For details, please refer to the paper

Overview

Roughness is an important indicator of road deterioration and has a significant impact on road serviceability. Conventional instruments for roughness measurement, such as laser profilers, are expensive and require a complex set-up, which limits the surveying frequency and coverage. As an alternative, embedded sensors in smartphones mounted in vehicles have been leveraged to measure roughness indirectly, and multiple smartphone-based roughness index estimation (sRIE) systems have become available recently. However, there lacks a framework to evaluate the performance of sRIE systems in a systematic and repeatable manner. This research proposed an evaluation framework to assess the performance of sRIE systems in practical settings. The framework consists of statistical measures that evaluate the consistency and accuracy of sRIE systems under various mountings, vehicle types, and survey speeds. Three popular sRIE systems were assessed using the framework to validate its validity and practicality. By standardising the performance metrics, this framework allows for performance benchmarking between sRIE systems and conventional instruments.

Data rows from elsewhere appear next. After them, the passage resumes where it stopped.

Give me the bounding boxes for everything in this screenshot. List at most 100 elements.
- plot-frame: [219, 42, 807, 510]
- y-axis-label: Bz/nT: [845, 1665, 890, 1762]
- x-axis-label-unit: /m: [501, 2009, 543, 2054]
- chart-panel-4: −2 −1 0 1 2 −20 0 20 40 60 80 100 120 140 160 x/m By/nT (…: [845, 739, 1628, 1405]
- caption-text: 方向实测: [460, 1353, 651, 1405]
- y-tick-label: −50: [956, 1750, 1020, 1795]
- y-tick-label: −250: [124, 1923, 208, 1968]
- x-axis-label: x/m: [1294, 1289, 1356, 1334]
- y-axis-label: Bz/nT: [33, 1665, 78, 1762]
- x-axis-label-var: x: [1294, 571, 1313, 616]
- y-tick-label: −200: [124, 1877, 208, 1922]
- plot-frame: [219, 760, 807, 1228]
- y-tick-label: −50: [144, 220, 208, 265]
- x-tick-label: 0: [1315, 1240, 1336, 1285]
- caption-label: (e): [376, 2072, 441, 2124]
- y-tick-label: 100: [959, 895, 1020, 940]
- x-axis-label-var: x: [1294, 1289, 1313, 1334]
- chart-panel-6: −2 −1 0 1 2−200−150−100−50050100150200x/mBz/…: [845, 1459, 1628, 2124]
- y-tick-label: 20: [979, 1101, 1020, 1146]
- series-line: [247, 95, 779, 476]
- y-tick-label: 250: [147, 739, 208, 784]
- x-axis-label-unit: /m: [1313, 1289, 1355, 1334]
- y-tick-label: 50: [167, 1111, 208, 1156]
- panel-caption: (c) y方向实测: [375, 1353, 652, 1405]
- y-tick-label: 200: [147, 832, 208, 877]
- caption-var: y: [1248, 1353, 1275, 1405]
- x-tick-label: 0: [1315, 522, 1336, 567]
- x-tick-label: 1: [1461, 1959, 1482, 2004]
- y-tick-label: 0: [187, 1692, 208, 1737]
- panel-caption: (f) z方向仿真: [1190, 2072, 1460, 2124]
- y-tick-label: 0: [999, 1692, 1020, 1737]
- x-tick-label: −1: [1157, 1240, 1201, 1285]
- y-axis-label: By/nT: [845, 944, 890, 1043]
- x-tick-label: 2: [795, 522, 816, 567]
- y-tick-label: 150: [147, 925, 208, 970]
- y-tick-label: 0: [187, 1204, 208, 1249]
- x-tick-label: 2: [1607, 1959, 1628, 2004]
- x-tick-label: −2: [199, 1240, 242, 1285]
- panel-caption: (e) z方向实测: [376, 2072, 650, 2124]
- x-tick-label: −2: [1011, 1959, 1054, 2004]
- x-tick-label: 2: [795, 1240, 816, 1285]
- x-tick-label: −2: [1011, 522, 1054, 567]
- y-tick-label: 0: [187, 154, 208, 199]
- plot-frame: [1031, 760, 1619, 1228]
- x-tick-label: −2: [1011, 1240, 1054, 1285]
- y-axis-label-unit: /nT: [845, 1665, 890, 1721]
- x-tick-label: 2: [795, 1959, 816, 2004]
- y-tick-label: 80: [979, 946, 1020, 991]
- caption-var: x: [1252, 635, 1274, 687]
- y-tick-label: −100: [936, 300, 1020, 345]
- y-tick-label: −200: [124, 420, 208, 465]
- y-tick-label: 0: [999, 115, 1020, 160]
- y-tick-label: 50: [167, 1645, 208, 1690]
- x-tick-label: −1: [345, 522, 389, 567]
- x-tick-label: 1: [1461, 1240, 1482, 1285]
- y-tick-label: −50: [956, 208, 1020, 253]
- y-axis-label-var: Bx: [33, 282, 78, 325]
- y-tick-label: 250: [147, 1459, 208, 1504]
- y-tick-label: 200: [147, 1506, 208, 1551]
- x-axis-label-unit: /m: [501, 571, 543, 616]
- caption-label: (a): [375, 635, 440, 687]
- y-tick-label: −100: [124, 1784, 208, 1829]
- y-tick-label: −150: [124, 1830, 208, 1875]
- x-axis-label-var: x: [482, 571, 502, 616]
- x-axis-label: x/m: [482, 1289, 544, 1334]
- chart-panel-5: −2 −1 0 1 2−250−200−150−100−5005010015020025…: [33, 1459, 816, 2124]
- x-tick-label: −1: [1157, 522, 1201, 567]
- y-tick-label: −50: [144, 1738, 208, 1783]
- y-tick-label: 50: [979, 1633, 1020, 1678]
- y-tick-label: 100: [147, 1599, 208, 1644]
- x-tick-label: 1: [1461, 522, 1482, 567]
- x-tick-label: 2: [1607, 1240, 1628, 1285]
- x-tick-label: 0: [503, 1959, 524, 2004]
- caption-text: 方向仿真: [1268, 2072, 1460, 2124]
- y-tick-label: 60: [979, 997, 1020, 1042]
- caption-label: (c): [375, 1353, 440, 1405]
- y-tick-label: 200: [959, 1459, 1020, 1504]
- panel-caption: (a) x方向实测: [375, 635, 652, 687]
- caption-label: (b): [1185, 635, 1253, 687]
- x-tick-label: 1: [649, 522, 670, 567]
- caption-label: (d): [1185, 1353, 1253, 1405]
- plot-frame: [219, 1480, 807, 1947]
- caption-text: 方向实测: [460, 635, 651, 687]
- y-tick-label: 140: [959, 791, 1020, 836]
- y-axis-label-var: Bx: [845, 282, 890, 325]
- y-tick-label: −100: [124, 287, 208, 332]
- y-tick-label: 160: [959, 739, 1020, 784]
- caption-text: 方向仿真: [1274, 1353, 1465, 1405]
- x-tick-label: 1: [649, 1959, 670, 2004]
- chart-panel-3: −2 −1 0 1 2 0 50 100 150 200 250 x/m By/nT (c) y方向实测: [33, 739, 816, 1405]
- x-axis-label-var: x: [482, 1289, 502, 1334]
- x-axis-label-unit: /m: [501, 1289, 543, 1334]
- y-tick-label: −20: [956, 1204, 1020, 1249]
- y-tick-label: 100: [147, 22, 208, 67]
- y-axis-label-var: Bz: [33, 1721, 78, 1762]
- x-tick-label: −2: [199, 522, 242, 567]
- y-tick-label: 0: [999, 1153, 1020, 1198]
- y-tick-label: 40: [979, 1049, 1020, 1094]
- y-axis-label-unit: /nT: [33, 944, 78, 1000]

A schematic illustration of the framework is shown below. The practical setting includes surveying speed, vehicle type, and mounting configuration.

Figure Schematic illustration of the evaluation framework


Two vehicle models employed in the experiments are a Ford Ranger (Denoted as U for ute) and a Volkswagen Golf (Denoted as H for hatchback), as shown in below:

Ute Hatch

All three sRIE systems were mounted on “iottie one touch Gen 5”, which is fixed to the vehicle body using a rigorous suction connection. The in-cabin smartphone set-up is shown in Fig. 3

Figure 2 Schematic illustration of the evaluation framework

The inertial profiler contains laser sensors and accelerometers. The distance to the road surface is measured by the laser sensor, while the movement of the vehicle body is obtained from processing the acceleration data. While the profilers usually have high repeatability (measurement consistency), three repetitive runs were conducted to obtain robust ground truth data.

Survey vehicle Profiler under the bumper

App 3 shows the best sIRI - rIRI correlation performance:

Figure sIRI vs sIRImean measurement plot and regression line (App3)

Findings

In summary, the results of the analyses conducted with the three Apps suggested that:

  • The smartphone systems do not provide measurements on gravel pavement as consistent and accurate as on asphalt pavement. Under excessive vibration incurred by rough pavement, stiff suspension, or both, the Apps’ consistency and accuracy performance decline.
  • The repeatability performance of two of the three tested Apps depends on survey speed, vehicle type, and mounting variations, and they tend to overestimate the roughness index in general.
  • One system provides consistent measurements regardless of vehicle and mounting location variations.